The chile pasilla Mixe is endemic to the Sierra Norte region of Oaxaca. The rugged and rainy territory is home to the indigenous Mixes, who call themselves Ayüükjä’äy (“people who speak the mountain language”). Technically, pasillas are Capsicum annuum, the most common species of domesticated chiles. Yet these are not common at all.

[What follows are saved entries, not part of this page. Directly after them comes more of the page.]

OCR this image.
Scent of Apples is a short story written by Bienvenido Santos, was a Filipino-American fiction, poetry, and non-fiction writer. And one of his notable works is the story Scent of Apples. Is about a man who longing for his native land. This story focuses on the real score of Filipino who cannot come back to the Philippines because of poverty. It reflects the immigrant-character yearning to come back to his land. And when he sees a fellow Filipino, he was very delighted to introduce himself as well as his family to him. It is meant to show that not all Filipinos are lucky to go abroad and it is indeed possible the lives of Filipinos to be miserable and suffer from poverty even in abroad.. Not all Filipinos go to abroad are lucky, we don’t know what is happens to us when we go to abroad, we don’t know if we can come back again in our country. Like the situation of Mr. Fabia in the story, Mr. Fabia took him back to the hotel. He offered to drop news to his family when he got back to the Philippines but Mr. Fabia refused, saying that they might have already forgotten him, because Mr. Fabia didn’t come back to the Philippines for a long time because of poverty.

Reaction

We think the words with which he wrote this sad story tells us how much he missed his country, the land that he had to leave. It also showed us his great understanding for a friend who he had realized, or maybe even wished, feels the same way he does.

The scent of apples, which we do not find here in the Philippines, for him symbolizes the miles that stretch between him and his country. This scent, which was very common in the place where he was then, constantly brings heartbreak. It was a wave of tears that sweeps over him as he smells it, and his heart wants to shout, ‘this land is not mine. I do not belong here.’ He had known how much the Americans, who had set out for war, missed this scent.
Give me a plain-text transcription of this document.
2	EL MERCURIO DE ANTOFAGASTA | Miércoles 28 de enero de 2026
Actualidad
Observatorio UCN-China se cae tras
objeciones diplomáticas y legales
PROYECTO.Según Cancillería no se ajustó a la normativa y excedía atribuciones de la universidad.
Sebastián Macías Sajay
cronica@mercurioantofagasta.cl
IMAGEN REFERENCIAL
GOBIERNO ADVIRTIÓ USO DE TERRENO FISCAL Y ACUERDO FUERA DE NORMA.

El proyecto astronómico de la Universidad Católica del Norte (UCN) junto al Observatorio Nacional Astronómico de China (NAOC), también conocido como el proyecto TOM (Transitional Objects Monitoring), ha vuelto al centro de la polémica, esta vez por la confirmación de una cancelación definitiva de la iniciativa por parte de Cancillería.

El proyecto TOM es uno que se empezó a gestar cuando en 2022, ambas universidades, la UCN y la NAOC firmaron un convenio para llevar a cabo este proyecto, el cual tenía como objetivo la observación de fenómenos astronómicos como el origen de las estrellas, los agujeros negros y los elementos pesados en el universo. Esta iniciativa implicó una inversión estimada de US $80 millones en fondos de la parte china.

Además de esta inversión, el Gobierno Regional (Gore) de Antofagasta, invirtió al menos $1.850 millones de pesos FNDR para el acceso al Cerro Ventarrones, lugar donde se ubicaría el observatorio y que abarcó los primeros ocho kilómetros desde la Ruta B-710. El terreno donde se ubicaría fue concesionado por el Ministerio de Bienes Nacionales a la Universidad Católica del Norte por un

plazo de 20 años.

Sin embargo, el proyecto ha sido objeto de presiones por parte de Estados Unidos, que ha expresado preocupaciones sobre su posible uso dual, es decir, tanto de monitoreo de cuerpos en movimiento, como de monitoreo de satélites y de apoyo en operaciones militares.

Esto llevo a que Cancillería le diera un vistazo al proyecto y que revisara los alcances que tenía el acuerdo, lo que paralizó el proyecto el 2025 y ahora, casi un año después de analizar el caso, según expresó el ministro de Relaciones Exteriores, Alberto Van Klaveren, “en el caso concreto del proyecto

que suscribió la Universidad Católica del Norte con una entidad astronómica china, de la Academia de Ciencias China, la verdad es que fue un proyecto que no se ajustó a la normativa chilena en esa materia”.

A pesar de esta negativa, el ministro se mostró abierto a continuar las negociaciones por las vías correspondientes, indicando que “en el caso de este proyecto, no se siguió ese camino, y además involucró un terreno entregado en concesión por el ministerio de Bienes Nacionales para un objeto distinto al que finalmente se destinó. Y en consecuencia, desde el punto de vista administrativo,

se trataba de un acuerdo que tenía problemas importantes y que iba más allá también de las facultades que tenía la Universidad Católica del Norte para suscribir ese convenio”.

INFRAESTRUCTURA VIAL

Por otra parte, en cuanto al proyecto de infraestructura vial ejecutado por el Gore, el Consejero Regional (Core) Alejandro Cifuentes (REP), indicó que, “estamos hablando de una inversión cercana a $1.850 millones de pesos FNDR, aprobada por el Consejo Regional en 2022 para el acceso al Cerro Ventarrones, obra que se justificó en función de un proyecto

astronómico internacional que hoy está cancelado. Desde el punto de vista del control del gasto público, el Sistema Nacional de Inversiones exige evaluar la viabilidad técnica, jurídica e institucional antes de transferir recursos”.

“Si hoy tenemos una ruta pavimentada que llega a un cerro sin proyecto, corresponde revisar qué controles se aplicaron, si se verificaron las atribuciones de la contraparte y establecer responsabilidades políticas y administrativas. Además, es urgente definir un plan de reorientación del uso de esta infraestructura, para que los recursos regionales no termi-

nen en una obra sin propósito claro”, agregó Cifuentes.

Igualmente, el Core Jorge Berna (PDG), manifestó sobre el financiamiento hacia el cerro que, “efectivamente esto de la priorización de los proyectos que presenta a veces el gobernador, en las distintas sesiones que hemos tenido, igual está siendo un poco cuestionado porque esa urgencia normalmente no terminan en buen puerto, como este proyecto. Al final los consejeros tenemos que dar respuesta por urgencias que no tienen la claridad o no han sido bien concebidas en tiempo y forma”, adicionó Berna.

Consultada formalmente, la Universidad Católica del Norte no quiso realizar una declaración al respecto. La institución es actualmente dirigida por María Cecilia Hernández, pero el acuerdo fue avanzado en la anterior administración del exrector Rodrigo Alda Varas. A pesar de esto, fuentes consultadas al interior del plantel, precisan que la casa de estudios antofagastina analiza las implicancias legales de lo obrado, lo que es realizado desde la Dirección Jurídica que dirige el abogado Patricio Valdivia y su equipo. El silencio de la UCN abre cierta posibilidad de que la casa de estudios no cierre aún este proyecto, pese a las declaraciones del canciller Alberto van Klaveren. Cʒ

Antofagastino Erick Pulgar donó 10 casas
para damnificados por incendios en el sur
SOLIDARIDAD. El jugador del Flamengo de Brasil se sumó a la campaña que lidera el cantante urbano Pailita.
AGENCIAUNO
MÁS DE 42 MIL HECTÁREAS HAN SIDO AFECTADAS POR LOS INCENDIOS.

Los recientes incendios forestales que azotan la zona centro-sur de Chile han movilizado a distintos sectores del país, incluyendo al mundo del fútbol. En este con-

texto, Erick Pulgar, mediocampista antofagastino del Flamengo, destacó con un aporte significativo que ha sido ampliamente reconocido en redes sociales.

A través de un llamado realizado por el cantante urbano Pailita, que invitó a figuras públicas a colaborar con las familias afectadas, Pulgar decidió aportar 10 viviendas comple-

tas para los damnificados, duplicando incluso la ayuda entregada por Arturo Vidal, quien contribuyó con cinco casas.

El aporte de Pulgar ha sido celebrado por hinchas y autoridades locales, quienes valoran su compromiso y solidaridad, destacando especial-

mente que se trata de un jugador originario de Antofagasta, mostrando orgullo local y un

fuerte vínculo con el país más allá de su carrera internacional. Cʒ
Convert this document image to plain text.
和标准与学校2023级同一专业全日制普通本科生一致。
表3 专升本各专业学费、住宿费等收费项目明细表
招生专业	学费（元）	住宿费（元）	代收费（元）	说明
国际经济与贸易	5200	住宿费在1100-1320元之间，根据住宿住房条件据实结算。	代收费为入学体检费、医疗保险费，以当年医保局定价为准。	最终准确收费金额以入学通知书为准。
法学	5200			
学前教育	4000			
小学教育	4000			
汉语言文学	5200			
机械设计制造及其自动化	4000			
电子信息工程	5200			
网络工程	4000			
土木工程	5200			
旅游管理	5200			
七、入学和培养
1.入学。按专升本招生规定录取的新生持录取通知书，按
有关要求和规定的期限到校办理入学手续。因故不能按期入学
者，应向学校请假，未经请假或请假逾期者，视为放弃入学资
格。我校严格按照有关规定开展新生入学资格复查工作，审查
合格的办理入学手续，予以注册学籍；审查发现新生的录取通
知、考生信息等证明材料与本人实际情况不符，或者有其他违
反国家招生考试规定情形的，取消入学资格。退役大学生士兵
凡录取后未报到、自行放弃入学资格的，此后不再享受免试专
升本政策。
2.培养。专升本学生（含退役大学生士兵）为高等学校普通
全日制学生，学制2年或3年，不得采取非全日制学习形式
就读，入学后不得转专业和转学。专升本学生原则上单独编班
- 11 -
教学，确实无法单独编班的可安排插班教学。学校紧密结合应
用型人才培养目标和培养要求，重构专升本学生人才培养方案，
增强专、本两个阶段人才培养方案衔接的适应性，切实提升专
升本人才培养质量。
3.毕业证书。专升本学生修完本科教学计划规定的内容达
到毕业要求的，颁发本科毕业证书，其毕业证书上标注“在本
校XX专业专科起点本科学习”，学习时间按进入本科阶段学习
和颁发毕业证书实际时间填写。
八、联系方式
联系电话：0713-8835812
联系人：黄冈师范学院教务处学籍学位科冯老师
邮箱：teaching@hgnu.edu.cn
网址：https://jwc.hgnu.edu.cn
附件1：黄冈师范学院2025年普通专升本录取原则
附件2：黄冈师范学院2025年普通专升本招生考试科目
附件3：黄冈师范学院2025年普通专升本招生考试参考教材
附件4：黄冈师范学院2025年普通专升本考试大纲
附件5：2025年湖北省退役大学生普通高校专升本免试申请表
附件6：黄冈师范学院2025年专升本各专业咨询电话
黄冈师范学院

True pasilla Mixes must be from the northeastern highlands of the Sierra Norte, and they are a rare and prized ingredient in the culinary world because of their unique and intensely smoky, almost meaty taste. Their iconic flavor came fortuitously when, more than a century ago, producers realized they would need to dry them for preservation. While it’s not difficult to find the dried pasillas in the markets of Oaxaca City, Puebla, and even Mexico City, it is impossible to find them fresh anywhere outside the Sierra Mixe. And, even if you were to find your way there, there’s a good chance they wouldn’t sell them to you. This is because the seeds are fertile before drying, and some Ayüükjä’äys fear that people will grow them elsewhere. This does happen, and, often, the “Oaxacan pasillas” for purchase online and on American menus are not the same thing as pasillas Mixes. Chiles, like wine, are affected by terroir; their taste and shape changes depending on where they’re grown.
When fresh, pasillas are bright green, and locals usually roast them and eat them simply with some lime juice and salt. As they mature, their color changes from green to burnt orange and, lastly, to an almost black, deep red. At this stage, farmers harvest them and take them to be smoked with oak in caves specifically designed for this task. The result is a wrinkly, deep burgundy chile whose heat is felt at the throat instead of the tongue.
The smoked chiles come in three different sizes: small, medium, and large. The small ones are mainly used to make chintextle, a flavorful paste made by grinding chiles with garlic, salt, and other spices in a metate. Available in Oaxacan markets, the paste is a staple of Mixe cuisine and it’s used to flavor most of what they eat, from their tortillas to tamales to soups. The medium chiles are used to make escabeches (pickled condiments) or salsas, while the large ones, which are the most coveted, are almost exclusively used for filling with various ingredients, sometimes with stringy Oaxacan cheese, but most often with picadillo Oaxaqueño, a kind of pork stew that has tomatoes, almonds, capers, olives, and raisins.